実際にアメリカのBiotechにはどんな業種があって、どんな職種があるんでしょうか?もちろん、PhDを持つバイオ研究者の関わる範囲内で話を進めます。
−業種
1.創薬系のBiotech Venture
近辺の大学やGenentechなどの巨大企業からのスピンオフが元となっており、創薬ターゲット、あるいはスクリーニング技術に外にはマネの出来ない、あるいはニッチな特徴を持っている。人数が少ないので何でもやらされる反面、一通りの製品化のステップをOn Job Trainingとして学ぶことが出来るとも言える。
ゴールはIPOして成長して自らの薬を上梓することだが、最近では初期から大手と提携し、ある程度パイプラインが揃った段階で会社全体がビジネスとして売却されることも多い。
2.Platform Technology系のBiotech Venture
核酸、蛋白質、Bioinformatics, MEMS等々、様々な技術の組み合わせなどによって生まれてくる新しい技術(というか装置)を元に創業し、特定の疾患に頼るのではなく装置の販売やスクリーニングの受託などを通して利益を上げている。あるいは、診断薬(装置)を開発し、マーケティング戦略によってニッチな領域での製品を複数個成長させ、売り上げを得ている。ただ、成長するための目玉がないので外の技術を持つ会社を買収、あるいは買収されたりして、ある程度大きい会社に成長しているパターンが見られる。
3.中堅から大手のPharmaceuticals(Big Pharma以外)
数年以上前にIPOしており、かつてはBiotechと言われた成熟している会社。パイプラインも充実しているので安定であるが、そのために人気も高い。またResearchのセクションも充実しているので、比較的アカデミアに近い仕事もある。
4.上述以外の創薬に絡まないBiotech Venture
植物、醗酵生産など。遺伝子組み換え作物だけでなく、最近ではグリーンバイオとしてエネルギー関係などにもそれぞれ独自の戦略を持っている。
5.Bio Pharma
Wikipediaによると
The phrase Big Pharma is often used to refer to companies with revenue in excess of $3 billion, and/or R&D expenditure in excess of $500 million, and represents the first 30 or so companies in this list.

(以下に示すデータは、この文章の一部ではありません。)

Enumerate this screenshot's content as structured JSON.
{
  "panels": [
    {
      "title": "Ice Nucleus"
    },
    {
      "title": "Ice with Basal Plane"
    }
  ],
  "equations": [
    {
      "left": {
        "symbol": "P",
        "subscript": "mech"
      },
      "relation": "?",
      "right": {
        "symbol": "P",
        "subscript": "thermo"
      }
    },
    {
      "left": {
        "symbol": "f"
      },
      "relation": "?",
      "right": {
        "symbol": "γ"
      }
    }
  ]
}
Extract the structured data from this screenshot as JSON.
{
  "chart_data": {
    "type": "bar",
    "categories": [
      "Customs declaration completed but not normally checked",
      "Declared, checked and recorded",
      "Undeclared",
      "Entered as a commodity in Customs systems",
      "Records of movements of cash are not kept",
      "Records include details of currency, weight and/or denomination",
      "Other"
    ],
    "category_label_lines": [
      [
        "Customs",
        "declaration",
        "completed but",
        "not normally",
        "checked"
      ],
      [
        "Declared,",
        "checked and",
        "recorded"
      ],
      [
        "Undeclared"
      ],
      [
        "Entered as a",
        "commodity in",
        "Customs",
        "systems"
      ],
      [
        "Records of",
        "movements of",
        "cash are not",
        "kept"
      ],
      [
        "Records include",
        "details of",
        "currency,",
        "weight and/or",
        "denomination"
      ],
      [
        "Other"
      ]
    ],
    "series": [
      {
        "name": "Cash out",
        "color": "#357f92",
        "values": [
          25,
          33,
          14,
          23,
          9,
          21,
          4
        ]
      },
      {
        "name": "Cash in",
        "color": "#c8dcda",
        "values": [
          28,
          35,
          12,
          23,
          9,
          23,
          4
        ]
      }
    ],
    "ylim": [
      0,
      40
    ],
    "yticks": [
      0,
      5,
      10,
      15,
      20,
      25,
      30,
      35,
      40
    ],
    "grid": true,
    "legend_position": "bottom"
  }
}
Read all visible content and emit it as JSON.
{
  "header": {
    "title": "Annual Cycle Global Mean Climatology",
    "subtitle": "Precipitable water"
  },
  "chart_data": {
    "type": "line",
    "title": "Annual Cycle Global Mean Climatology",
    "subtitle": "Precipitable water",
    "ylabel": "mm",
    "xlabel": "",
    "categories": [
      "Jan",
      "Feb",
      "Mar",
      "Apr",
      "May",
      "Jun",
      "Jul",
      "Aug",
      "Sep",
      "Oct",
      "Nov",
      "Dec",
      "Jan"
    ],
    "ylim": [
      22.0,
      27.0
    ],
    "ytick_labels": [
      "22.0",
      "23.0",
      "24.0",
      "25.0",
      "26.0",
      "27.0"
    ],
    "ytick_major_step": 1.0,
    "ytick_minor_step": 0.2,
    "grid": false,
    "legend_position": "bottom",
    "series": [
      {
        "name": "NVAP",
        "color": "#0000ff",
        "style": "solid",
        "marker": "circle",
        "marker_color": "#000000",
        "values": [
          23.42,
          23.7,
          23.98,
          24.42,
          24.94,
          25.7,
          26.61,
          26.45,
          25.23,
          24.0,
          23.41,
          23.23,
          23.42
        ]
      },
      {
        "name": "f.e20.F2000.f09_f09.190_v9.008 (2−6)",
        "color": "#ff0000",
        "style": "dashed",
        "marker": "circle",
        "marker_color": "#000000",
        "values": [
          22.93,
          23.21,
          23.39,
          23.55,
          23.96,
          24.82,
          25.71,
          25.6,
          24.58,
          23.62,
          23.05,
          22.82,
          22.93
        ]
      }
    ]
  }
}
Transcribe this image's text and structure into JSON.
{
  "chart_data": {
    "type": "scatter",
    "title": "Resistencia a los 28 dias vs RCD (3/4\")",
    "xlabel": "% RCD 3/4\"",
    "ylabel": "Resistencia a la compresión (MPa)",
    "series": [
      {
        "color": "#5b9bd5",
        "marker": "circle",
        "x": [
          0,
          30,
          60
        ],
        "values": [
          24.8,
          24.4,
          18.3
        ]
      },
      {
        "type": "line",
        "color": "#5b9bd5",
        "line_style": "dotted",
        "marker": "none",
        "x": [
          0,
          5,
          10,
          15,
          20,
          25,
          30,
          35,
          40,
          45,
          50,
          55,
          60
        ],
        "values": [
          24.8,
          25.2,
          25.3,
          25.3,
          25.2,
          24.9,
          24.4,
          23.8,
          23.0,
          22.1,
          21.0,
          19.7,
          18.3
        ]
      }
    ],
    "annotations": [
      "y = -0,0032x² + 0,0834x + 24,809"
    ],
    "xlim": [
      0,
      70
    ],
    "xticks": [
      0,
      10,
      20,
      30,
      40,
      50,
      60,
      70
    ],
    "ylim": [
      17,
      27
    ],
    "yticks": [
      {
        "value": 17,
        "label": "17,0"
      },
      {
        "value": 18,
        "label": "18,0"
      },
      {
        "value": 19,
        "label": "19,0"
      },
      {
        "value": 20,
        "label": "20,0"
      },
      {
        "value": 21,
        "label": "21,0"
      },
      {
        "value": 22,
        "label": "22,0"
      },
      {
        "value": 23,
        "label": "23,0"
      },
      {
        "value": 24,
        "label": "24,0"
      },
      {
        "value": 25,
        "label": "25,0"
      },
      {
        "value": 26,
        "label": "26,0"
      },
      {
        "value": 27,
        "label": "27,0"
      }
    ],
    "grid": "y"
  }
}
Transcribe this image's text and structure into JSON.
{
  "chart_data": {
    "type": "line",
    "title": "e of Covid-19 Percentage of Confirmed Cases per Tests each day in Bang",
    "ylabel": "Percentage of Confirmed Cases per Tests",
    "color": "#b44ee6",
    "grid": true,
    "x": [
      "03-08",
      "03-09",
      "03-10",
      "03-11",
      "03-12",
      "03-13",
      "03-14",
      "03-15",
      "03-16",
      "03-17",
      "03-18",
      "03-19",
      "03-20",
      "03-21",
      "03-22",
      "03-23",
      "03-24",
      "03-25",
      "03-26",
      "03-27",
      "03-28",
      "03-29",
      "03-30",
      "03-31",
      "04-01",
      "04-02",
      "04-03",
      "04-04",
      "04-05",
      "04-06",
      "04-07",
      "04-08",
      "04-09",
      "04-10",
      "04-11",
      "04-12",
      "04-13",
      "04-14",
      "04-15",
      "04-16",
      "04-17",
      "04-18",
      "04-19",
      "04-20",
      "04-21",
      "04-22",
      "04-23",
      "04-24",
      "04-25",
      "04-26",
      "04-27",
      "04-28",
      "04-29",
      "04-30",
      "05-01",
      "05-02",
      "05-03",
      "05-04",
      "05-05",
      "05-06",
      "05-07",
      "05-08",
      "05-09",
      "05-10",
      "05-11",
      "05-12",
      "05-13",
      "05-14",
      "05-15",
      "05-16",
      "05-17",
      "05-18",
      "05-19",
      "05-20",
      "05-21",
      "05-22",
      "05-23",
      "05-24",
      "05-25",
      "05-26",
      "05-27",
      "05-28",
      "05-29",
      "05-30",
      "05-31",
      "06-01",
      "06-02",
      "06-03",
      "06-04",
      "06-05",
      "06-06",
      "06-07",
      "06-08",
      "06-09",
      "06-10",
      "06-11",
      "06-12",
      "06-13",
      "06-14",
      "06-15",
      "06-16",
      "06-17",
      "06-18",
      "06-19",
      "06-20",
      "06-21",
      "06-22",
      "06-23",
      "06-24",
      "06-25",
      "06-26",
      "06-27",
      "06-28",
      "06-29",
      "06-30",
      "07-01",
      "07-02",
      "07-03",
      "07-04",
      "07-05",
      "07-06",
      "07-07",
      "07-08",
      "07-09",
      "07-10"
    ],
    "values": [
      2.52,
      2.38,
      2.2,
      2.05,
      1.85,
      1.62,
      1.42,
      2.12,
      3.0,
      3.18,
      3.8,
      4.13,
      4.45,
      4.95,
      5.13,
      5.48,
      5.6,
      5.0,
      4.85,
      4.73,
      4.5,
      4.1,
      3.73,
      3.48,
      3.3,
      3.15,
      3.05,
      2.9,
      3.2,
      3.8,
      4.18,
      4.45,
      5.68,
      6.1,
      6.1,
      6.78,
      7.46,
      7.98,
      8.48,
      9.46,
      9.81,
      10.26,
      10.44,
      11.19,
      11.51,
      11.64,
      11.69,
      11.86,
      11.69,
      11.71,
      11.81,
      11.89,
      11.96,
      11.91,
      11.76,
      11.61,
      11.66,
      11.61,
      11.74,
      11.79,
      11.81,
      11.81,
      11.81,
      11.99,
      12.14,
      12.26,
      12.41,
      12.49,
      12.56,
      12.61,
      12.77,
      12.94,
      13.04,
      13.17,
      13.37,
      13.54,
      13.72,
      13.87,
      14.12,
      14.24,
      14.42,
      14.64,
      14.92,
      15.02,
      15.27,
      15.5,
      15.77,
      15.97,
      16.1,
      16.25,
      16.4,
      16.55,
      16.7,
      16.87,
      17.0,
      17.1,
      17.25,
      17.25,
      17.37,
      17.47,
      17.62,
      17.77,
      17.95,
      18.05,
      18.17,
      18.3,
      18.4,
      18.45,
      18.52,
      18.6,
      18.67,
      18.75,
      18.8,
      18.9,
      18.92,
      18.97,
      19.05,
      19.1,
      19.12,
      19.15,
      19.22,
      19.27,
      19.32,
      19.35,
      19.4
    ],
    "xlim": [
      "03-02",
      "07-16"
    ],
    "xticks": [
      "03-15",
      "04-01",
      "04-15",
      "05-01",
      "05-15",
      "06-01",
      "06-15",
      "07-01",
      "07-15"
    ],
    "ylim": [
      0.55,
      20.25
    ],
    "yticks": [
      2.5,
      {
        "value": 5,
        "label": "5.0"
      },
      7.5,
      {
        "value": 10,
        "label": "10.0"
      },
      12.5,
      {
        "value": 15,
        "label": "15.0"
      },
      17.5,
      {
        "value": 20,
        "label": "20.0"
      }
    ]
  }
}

というわけで、2004年の売上高が300億ドルを超える上位30社は以下の通り
Pfizer
Johnson & Johnson
GlaxoSmithKline
Sanofi-Aventis
Novartis
Hoffmann-La Roche
Merck & Co.
AstraZeneca
Abbott Laboratories
Bristol-Myers Squibb
Wyeth
Eli Lilly and Company
Bayer
Amgen
Boehringer Ingelheim
Baxter International
Takeda Pharmaceutical Co.
Schering-Plough
Astellas Pharma
Procter & Gamble
Schering
Merck KGaA
Eisai Co.
Novo Nordisk
Teva Pharmaceutical Industries
Genentech
Sankyo Co.
Akzo Nobel
Alcon
職種は細分化され、大きなプロジェクトの中で特定の仕事にFocus出来るので、多くのスペシャリストが育っている様子。導入薬に依存している会社も多く、社内での研究開発環境そのものが非常に活発とは限らない。